C'est alors que nous avons proposé de construire la Tendance Anti-Capitaliste
(la TAC). Le GMR a dû se rendre compte assez rapidement que la TAC n'était
que lui et sa périphérie immédiate.
III Les facteurs qui ont favorisé l'hégémonisation de la gauche
révolutionnaire par le courant mao-stalinien
Nous étions pris dans un cercle vicieux. Nous étions de bon-ne-s
militant-e-s dans l'intervention mais nous étions incapables de récupérer
des initiatives que nous prenions.
En plus de s'appuyer sur une sensibilité maoïsante d'une large couche
de militant-e-s, le courant mao-stalinien répondait à deux nécessités
perçues par les militant-e-s qui avaient traversées trois, quatre, cinq
ans de travail artisanal, localiste ou sectoriel. D'une part, les
militant-e-s comprenaient la nécessité de s'organiser de façon unitaire et
centralisée sur une base programmatique homogène et d'en finir avec des
efforts se faisant en ordre dispersé. D'autre part, ils-elles ressentaient
la nécessité de renforcer leurs liens avec la classe ouvrière. Les
organisations staliniennes répondaient à cette double aspiration.
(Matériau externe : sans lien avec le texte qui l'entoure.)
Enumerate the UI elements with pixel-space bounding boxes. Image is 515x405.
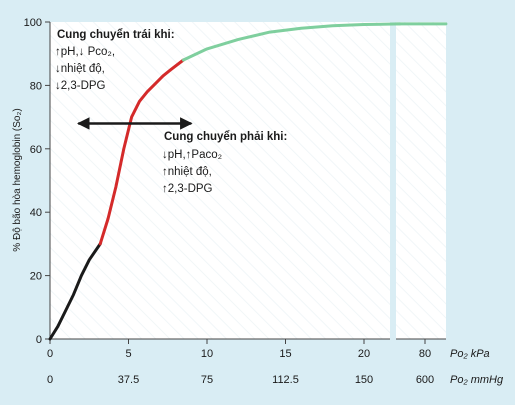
curve-segment <box>98 58 185 246</box>
x-tick-label-kpa: 0 <box>47 348 53 360</box>
right-shift-line-3: ↑2,3-DPG <box>162 183 213 195</box>
curve-segment <box>48 242 102 341</box>
x-tick-label-mmhg: 0 <box>47 374 53 386</box>
y-tick-label: 60 <box>30 144 42 156</box>
left-shift-line-2: ↓nhiệt độ, <box>55 63 105 75</box>
x-tick-label-mmhg: 75 <box>201 374 213 386</box>
x-tick-label-kpa: 15 <box>279 348 291 360</box>
x-tick-label-mmhg: 150 <box>355 374 373 386</box>
right-shift-title: Cung chuyển phải khi: <box>164 131 287 143</box>
y-tick-label: 40 <box>30 207 42 219</box>
right-shift-line-2: ↑nhiệt độ, <box>162 166 212 178</box>
y-tick-label: 0 <box>36 334 42 346</box>
right-shift-line-1: ↓pH,↑Paco₂ <box>162 149 222 161</box>
x-tick-label-mmhg: 37.5 <box>118 374 139 386</box>
x-tick-label-kpa-break: 80 <box>419 348 431 360</box>
y-ticks: 0 20 40 60 80 100 <box>24 17 50 346</box>
x-tick-label-mmhg-break: 600 <box>416 374 434 386</box>
y-tick-label: 20 <box>30 271 42 283</box>
x-unit-mmhg: Po₂ mmHg <box>450 374 504 386</box>
curve <box>48 22 448 341</box>
y-tick-label: 80 <box>30 80 42 92</box>
plot-area-hatch <box>50 22 390 339</box>
x-tick-label-mmhg: 112.5 <box>272 374 299 386</box>
x-tick-label-kpa: 10 <box>201 348 213 360</box>
y-axis-label: % Độ bão hòa hemoglobin (Sᴏ₂) <box>12 108 23 251</box>
x-tick-label-kpa: 20 <box>358 348 370 360</box>
left-shift-line-1: ↑pH,↓ Pco₂, <box>55 46 115 58</box>
x-unit-kpa: Po₂ kPa <box>450 348 490 360</box>
x-ticks: 0 0 5 37.5 10 75 15 112.5 20 150 <box>47 339 373 386</box>
left-shift-line-3: ↓2,3-DPG <box>55 80 106 92</box>
plot-area-after-break-hatch <box>396 22 446 339</box>
curve-segment <box>181 22 402 62</box>
x-tick-label-kpa: 5 <box>125 348 131 360</box>
y-tick-label: 100 <box>24 17 42 29</box>
left-shift-title: Cung chuyển trái khi: <box>57 29 175 41</box>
Et c'est à partir des attitudes de la direction chinoise vis-à-vis du
stalinisme que des couches entières de militant-e-s passèrent du
mao-populisme au stalinisme et que les mythes sur le caractère
révolutionnaire de la politique stalinienne firent leur chemin. Et si ceci
fut possible, c'est que le stalinisme avait été, jusqu'à ce moment-là au
Québec, un phénomène assez marginal et qu'il était dans sa pratique
concrète un phénomène inconnu. C'est cette profonde méconnaissance qui a
permis l'acceptation d'emblée de ce marxisme dégénéré.
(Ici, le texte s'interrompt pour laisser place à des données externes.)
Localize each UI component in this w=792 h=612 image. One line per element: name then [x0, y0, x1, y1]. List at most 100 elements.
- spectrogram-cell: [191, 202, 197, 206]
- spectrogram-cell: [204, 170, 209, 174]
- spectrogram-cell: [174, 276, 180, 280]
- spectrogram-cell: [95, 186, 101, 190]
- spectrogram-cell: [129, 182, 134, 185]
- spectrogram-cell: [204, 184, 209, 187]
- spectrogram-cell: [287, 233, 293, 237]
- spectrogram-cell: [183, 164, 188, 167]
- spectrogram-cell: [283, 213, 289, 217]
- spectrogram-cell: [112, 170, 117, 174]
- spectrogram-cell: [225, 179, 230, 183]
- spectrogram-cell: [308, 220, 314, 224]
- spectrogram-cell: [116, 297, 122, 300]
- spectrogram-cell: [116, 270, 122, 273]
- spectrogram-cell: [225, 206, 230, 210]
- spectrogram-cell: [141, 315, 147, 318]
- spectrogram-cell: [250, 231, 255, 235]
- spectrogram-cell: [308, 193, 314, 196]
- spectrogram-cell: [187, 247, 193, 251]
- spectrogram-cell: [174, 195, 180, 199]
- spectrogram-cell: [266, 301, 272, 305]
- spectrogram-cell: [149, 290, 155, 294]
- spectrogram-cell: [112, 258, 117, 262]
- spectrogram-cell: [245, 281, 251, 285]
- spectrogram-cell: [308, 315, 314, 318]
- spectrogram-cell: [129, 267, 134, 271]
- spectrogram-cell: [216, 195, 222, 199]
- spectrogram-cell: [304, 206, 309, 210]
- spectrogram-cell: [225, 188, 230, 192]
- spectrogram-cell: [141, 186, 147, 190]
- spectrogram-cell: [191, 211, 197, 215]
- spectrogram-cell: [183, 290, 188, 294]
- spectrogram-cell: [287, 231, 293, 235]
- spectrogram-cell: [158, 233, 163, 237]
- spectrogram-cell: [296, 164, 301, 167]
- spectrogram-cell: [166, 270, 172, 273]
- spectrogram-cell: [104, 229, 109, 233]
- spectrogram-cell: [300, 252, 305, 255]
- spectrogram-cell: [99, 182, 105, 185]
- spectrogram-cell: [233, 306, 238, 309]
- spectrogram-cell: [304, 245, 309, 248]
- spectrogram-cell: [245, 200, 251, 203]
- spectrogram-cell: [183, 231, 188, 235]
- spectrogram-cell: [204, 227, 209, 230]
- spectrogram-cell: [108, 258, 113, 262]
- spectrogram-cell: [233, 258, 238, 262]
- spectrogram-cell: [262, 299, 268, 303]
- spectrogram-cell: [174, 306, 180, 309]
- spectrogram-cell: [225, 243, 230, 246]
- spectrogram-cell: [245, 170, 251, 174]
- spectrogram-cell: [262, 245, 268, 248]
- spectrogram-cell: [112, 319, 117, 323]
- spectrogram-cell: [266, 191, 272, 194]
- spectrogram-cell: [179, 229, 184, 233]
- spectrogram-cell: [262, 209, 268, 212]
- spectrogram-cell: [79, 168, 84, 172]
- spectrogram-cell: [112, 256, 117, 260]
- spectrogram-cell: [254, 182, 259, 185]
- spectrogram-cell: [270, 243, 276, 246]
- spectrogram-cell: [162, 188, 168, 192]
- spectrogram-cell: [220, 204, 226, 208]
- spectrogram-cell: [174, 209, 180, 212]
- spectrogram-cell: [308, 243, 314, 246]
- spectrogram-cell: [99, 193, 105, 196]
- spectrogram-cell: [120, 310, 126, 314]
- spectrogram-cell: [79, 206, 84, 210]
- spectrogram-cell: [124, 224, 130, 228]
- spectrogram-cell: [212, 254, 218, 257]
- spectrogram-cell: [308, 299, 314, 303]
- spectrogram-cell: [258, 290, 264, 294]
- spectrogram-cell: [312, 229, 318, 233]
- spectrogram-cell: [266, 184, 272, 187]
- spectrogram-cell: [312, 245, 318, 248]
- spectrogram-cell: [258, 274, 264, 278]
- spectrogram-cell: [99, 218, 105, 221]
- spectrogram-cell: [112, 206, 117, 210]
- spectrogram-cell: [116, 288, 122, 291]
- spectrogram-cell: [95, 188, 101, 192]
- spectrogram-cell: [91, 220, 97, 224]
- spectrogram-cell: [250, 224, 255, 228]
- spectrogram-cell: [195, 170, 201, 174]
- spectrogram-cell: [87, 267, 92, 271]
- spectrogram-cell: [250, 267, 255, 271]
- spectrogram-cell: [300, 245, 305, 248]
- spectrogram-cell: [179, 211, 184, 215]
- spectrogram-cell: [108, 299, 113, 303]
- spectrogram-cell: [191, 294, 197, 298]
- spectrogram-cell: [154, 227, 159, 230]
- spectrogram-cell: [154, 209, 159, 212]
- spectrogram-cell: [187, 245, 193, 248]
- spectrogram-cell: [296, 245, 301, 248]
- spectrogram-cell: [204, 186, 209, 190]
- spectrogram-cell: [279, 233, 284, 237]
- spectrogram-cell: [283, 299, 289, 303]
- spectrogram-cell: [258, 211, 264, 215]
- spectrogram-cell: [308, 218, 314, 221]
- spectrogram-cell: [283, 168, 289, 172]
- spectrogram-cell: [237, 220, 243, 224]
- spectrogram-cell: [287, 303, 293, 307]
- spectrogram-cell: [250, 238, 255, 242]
Le GMR porte aussi sa responsabilité dans l'hégémonisation des couches
militantes anticapitalistes par le mao-stalinisme. Le GMR a compris
tardivement (en 1977 en fait) la nécessité de placer le travail de
construction de l'organisation d'avant-garde au centre de ses
préoccupations. Il a mis, de façon unilatérale, l'accent sur le
développement et l'auto-organisation du mouvement de masse gommant ainsi
le rôle spécifique de l'organisation révolutionnaire. Son analyse de la
situation laissait place à des surestimations outrancières qui l'amenaient
à se fixer des tâches impossibles à réaliser. Son projet stratégique était
suspendu à une seule formule "Pour la république des travailleurs du
Québec". La lutte politique et idéologique pour défendre les thèses
marxistes révolutionnaires n'était pas une priorité. Le tournant vers le
mouvement syndical ne fut pris en charge que très tardivement. Tout ceci a
aidé les organisations mao-staliniennes à occuper la majeure partie du
champ de l'extrême-gauche dans les années 70.
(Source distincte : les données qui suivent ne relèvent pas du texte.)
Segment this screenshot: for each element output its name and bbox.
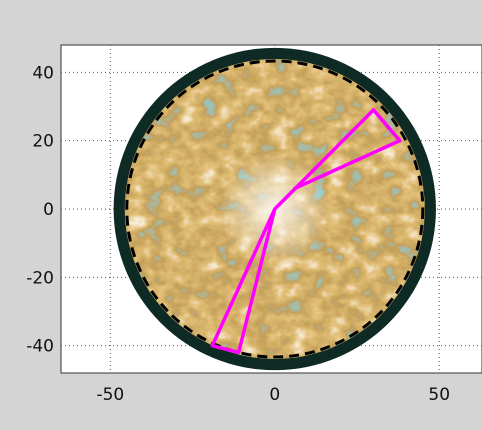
marker-point-1-1 [210, 344, 214, 348]
y-tick-label: 20 [32, 132, 54, 152]
x-tick-label: 50 [428, 385, 450, 405]
x-tick-labels: -50 0 50 [96, 385, 450, 405]
marker-point-0-1 [371, 108, 375, 112]
marker-series-1 [210, 208, 277, 355]
marker-point-1-2 [237, 351, 241, 354]
marker-point-0-3 [293, 187, 297, 190]
y-tick-label: -20 [26, 268, 54, 288]
marker-series-0 [273, 108, 402, 211]
x-tick-label: -50 [96, 385, 124, 405]
y-tick-label: -40 [26, 337, 54, 357]
marker-lines [210, 108, 402, 355]
y-tick-labels: 40 20 0 -20 -40 [26, 63, 54, 356]
x-tick-label: 0 [269, 385, 280, 405]
marker-point-1-3 [273, 207, 277, 211]
marker-point-0-2 [398, 139, 402, 143]
y-tick-label: 40 [32, 63, 54, 83]
y-tick-label: 0 [43, 200, 54, 220]
dashed-circle [125, 59, 425, 359]
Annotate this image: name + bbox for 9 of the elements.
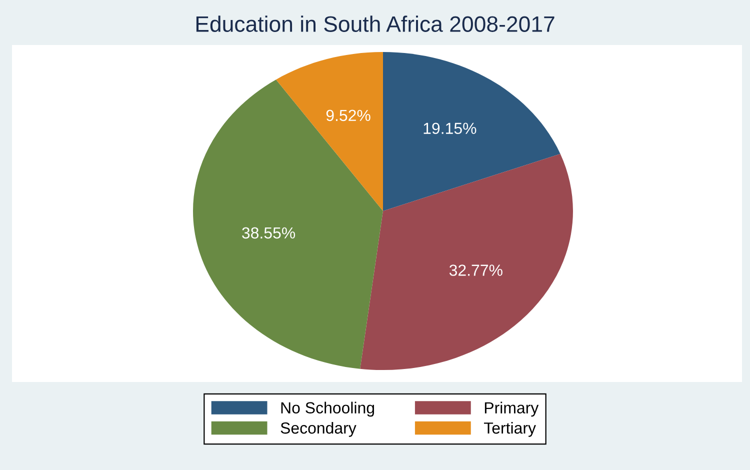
chart-title: Education in South Africa 2008-2017 bbox=[196, 16, 554, 32]
data-label: 19.15% bbox=[424, 122, 476, 134]
legend-label: Primary bbox=[484, 402, 539, 417]
data-label: 38.55% bbox=[242, 227, 296, 239]
legend-label: No Schooling bbox=[281, 402, 374, 417]
legend-label: Secondary bbox=[280, 422, 356, 437]
data-label: 9.52% bbox=[326, 110, 370, 122]
data-label: 32.77% bbox=[449, 264, 502, 276]
legend-label: Tertiary bbox=[484, 422, 536, 437]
Nous avions là l'ensemble des recettes pour faciliter notre
marginalisation et l'hégémonisation de la gauche révolutionnaire par le
courant mao-stalinien (1974-1977).
IV. Le mûrissement politique du GMR, un phénomène tardif qui ne peut
empêcher sa marginalisation à l'intérieur de la gauche révolutionnaire...
A partir de 1976, s'opèrent une série de débats importants au sein du
GMR qui débouchent sur une analyse plus poussée et plus objective de la
situation de la bourgeoisie, du mouvement ouvrier et des autres mouvements
sociaux et des couches militantes. Ces débats mènent à une rupture
radicale avec le catastrophisme en matière d'analyse de la période. La
période est justement définie comme celle d'une montée de l'influence
péquiste dans la population et d'un dégagement très minoritaire et très
lent des couches militantes anticapitalistes. Le GMR rejette l'idée qu'il
existe des couches militantes anticapitalistes pouvant agir de façon
indépendante des organisations d'extrême-gauche. Il rompt avec son
liquidationnisme passé. Il critique sa vie de comité de lutte polyvalent
ballotté par les flux et les reflux des différents mouvements où il
intervient.
En 1976 également, GMR abandonnait ses "théories" gauchistes sur le
mouvement étudiant et il sait apporter une contribution réelle au
mouvement étudiant en participant à la lutte pour la démocratisation de
l'ANEQ.
En 1977, le GMR prépare son deuxième congrès. Une série d'orientations
nouvelles sont proposées.
Sous l'impact de la grève générale pan-canadienne de 1976, des débats
avec les camarades du RMG, des débats avec la LSA-LSO, de la perspective
pan-canadienne véhiculée par les organisations mao-staliniennes, le GMR
redéfinit sa stratégie où il n'est plus simplement question de la lutte de
libération du Québec dans une perspective socialiste, mais également
d'alliance ouvrière pan-canadienne et de lutte contre l'Etat fédéral.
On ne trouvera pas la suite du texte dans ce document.